FRA is based on your birth year, with FRA set at 67 for those born after 1960. If you retire less than 36 months early, your standard benefit -- the amount you'd get at FRA -- is reduced by 5/9 of 1% per month. If you retire more than 36 months early, benefits are reduced by an additional 5/12 of 1% for each earlier month. If you retire after FRA, benefits are increased by 2/3 of 1% monthly.

That means if you retire at 62 instead of 67 you face a 30% benefits reduction. This chart shows how your age of retirement affects benefits so you can make an informed choice. The benefit reduction lasts your entire life, despite the fact 39% of pre-retirees think benefits will increase at FRA if they were receiving reduced benefits after retiring early. 

There are circumstances when it makes sense to claim benefits early. By delaying, you miss out on years of income, so you must live long enough for higher benefits to make up for forgone money. This formula to calculate your break-even point helps you determine how long you'll need to live to make up for delaying. If you're in poor health and don't think you'll survive that long, claiming early is smart. 

However, you can make this assessment only if you actually know how your retirement age affects benefits -- and most people don't. 

2. Not learning how Social Security benefits are calculated

More than nine in 10 older adults don't understand the factors that determine how much they can receive in Social Security benefits, according to a Nationwide survey. If you don't understand how benefits are calculated, you may inadvertently do something that reduces income you receive.

For example, Social Security uses a formula to calculate benefits based on your highest 35 years of earnings over your lifetime, adjusted for inflation. If you don't know this rule, you may retire before working 35 years without realizing years of $0 earnings will be factored in and drive your average wage down.

If you're earning a lot toward the end of your career, it may make sense to work for one or two more years so lower-earning years or years with $0 income are replaced by years when your salary is much higher. If you know Social Security considers 35 years of wages, you can make this informed choice and end up with higher benefits for the rest of your life. 

3. Failing to consider spousal benefits

If you're married, widowed, or divorced after 10 years of marriage, you may be able to claim Social Security benefits on your spouse's work record rather than your own. This can make sense if your spouse earned more than you did.

However, many people don't really understand how spousal or survivor benefits work. In fact, a report revealed that 82% of Social Security beneficiaries entitled to both survivors' benefits and their own benefits weren't provided with information to make an informed choice. Many chose the wrong claiming strategy, and widows and widowers age 70 and over were underpaid by an estimated $131.8 million. 

It's confusing to figure out how spousal benefits work.

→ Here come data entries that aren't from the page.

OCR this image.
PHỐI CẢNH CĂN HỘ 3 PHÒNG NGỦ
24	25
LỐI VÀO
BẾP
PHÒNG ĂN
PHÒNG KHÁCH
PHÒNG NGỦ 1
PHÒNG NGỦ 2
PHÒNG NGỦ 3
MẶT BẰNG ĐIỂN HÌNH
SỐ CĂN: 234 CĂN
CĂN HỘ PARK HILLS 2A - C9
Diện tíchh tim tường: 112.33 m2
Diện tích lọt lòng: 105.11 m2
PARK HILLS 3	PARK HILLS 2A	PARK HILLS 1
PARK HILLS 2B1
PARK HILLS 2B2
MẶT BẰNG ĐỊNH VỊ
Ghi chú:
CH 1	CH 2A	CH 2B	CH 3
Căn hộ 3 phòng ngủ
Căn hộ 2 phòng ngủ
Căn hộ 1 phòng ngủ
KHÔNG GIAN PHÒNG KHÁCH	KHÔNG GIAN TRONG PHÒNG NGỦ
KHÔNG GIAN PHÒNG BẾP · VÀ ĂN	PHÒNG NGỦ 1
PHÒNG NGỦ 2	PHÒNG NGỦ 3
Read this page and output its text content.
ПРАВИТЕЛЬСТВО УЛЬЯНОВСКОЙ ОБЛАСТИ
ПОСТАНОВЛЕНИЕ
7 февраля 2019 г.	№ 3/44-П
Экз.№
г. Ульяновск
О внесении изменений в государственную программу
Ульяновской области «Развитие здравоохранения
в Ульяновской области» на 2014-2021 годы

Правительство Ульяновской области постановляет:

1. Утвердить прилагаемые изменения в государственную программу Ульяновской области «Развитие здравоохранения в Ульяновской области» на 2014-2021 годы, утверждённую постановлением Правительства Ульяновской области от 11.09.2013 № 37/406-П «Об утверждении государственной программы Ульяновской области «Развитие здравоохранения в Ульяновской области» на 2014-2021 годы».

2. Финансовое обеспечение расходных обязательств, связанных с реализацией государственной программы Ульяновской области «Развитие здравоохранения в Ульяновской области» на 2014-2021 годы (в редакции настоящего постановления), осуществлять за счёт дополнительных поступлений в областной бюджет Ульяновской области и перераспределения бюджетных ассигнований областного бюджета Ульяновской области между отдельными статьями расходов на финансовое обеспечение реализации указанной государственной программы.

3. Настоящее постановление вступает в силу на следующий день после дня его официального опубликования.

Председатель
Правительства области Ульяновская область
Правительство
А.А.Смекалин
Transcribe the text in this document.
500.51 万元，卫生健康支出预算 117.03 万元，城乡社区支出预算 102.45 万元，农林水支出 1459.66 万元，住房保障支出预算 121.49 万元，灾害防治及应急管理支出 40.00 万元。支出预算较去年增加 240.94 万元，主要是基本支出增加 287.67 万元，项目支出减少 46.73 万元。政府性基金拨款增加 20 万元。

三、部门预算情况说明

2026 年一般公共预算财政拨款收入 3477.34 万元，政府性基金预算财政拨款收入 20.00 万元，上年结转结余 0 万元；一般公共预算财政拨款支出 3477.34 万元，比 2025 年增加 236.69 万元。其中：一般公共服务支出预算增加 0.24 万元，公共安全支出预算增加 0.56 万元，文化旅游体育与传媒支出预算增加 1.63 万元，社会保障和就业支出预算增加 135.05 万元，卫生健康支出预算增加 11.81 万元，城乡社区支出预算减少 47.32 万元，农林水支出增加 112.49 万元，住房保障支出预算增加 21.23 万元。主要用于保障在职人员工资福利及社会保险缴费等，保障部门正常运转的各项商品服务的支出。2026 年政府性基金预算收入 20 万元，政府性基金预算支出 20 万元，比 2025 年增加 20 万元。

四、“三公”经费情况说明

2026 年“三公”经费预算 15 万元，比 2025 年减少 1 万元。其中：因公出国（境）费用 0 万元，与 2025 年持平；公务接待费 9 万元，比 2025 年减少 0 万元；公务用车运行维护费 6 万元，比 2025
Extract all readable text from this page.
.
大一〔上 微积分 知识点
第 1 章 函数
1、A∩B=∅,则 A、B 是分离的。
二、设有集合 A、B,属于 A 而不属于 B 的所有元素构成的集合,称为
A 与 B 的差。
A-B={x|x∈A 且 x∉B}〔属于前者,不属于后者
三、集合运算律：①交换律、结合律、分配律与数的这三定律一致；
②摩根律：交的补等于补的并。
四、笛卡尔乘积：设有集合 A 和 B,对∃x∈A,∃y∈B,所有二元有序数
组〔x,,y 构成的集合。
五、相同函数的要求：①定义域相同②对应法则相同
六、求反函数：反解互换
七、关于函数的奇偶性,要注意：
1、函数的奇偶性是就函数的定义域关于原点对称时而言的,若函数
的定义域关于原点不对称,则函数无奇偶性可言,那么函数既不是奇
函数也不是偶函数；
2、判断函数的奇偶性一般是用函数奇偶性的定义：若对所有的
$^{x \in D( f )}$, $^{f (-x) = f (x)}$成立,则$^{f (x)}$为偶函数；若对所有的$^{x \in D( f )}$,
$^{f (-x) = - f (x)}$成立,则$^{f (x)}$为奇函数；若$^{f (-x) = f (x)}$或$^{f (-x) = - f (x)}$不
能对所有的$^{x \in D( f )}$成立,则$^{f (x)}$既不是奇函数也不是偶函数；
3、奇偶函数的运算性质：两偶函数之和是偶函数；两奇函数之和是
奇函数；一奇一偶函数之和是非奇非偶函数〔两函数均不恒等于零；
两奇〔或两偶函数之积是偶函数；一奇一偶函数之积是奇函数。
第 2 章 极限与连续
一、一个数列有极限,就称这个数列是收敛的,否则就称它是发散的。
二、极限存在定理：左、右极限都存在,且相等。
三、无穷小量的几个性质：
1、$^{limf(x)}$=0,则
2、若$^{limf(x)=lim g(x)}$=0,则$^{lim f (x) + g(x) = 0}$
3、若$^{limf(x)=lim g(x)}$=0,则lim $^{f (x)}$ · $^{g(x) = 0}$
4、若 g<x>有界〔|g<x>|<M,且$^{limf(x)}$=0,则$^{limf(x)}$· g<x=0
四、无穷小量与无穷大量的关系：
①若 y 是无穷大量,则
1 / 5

In a nutshell, you can file for spousal benefits when you're as young as 62, but can't receive a spousal benefit until your spouse has filed for his or her benefit -- unless you're divorced and your spouse is 62 or older. You can obtain up to 50% of the amount of your spouse's Social Security benefits; however, if you retire early, those benefits are reduced. . 

Survivor benefits can be claimed when you're as young as 60, or 50 if you're disabled -- but claiming early will also cause a reduction in benefits. If both spouses have claimed benefits and one dies, survivor benefits are equal to whichever spouse's benefit was higher. They can be maximized by having a higher-earning spouse wait until age 70 to take Social Security, thus earning delayed retirement credits.  

Because there are 81 different claiming strategies for married couples, there's a lot to consider when you're married. Talk to a financial adviser if you're not sure which approach is best. 

Understanding Social Security is key to maximizing your income

Since Social Security will make up such a big part of your income, you owe it to yourself to understand how it works. Your income could be permanently impacted if you make a mistake, so get the advice you need and do the necessary research to avoid errors and maximize your benefits.